Jim (Roy Abramsohn), while on vacation at Disney World, gets a phone call from his boss and finds out he's been fired from his job. He's out on the hotel balcony when he takes the call and his young son locks him out. Least to say it's the start of a very bad day. He doesn't tell his wife because he wants to have a good last day of vacation before he has to confront reality.
On one of the rides he tries making out with his wife but she doesn't want to. He calls her "Debbie Downer". He starts freaking out on the "It's a Small World After All" ride. The figures start looking demonic and he thinks his wife says that she hates him and then tells him that his son is not really is son. He's not sure if it really happened and is sort of in a daze. Afterwards he waits in and endless line for a ride with his son, only to have the ride close just as they are to get on.
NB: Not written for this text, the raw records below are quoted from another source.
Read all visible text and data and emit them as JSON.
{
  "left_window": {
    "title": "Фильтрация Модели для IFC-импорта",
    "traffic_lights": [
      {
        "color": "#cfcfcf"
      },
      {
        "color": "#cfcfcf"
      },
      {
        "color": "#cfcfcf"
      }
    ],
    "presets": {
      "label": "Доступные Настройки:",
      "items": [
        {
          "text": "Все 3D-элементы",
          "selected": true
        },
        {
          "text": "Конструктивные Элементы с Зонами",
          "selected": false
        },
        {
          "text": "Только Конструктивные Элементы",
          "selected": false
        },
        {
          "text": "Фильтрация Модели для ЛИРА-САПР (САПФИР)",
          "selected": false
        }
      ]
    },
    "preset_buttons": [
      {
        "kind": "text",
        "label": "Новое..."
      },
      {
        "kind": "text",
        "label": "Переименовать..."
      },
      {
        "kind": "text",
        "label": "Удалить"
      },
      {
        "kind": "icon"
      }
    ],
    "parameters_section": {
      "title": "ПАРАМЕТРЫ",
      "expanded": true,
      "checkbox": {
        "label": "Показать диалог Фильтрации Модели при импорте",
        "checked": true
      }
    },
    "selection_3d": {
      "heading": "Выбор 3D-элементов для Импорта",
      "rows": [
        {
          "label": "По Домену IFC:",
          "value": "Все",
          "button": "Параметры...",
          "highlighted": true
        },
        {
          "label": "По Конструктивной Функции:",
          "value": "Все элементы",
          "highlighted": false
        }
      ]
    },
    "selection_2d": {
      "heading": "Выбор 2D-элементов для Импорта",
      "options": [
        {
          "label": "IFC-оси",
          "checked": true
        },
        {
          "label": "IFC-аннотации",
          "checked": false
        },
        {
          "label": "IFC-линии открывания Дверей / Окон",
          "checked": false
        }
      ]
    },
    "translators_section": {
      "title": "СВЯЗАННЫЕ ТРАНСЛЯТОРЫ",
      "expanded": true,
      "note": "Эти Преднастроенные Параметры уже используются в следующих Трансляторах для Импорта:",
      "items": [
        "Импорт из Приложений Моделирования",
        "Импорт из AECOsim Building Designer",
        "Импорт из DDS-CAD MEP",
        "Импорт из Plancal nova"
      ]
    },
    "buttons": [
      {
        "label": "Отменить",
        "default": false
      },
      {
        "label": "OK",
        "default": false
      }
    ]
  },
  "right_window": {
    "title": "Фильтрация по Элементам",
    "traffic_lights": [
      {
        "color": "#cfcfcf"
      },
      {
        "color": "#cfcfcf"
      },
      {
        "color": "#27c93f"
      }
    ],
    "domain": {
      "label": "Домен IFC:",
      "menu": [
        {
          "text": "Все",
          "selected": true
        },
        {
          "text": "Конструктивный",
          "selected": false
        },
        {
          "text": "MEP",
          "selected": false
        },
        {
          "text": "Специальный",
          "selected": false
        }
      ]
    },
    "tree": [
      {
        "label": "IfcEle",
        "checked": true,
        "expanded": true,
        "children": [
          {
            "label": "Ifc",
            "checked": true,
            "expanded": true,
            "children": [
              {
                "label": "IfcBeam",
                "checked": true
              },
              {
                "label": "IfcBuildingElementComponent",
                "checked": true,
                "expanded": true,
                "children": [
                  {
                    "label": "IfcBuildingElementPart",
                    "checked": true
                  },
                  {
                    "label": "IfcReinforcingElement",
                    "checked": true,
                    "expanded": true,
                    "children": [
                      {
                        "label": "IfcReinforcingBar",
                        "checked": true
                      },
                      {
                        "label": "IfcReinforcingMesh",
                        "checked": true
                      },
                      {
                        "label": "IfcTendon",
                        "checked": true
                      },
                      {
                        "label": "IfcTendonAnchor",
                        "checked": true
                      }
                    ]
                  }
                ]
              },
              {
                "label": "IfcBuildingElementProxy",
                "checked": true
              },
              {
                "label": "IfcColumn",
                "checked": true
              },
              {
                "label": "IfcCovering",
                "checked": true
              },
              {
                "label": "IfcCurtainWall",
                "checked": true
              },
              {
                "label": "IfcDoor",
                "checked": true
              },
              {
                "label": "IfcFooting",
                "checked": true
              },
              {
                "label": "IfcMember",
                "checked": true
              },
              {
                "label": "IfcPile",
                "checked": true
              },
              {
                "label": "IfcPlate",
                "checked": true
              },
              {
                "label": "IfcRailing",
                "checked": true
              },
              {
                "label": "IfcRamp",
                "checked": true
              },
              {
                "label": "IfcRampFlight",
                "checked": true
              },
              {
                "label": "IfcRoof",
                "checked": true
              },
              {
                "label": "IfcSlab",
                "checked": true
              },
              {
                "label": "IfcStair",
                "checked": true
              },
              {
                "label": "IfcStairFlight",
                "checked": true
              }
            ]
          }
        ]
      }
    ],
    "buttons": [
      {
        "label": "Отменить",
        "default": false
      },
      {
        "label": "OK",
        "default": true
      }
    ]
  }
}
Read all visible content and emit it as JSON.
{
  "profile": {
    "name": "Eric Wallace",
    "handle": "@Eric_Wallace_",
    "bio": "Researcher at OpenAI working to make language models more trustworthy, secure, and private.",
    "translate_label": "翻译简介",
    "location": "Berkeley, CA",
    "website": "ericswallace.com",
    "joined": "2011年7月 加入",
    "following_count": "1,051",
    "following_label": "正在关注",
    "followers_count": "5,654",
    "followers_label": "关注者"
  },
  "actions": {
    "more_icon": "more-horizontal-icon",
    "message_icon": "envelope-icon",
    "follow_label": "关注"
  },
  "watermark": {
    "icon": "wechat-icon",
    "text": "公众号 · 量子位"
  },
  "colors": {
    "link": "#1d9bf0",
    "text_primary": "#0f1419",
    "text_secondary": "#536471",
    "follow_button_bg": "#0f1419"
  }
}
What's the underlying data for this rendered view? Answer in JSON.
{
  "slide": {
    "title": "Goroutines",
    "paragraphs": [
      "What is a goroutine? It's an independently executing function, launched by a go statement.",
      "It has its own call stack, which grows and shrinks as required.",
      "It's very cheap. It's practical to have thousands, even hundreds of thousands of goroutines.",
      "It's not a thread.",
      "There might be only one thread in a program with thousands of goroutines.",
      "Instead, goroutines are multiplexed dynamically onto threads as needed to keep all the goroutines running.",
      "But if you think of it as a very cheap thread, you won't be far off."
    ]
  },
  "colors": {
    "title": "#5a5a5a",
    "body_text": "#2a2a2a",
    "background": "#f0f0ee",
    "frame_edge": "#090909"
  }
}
Then, he takes the boy to Space Mountain. His wife, with their daughter, is furious when he's late meeting them--and has a fit when the boy throws up from the roller coaster. She takes the son back with her to the hotel, leaving Jim with his daughter. They go to Tom Sawyer Island where she gets hurt. And he meets a strange woman, who turns out to be a prostitute. He has sex with her. When he goes back to his hotel room his wife and son are not there. Jim gets increasingly paranoid. His high strung wife freaks out, accusing him of following two French girls around all day, which he sort of has. She wants to end the vacation--something he doesn't want to do. Then, things get even weirder when he wakes up in a strange room under the "Spaceship Earth" ride in Epcot.
ESCAPE FROM TOMORROW is one of the weirdest, surreal movies I've seen in a long time. It's amazing it was made at all, being shot at Disney, as the tone is contrary to the amusement park setting. Be warned, though, that this is anything but a feel good movie. Recommended.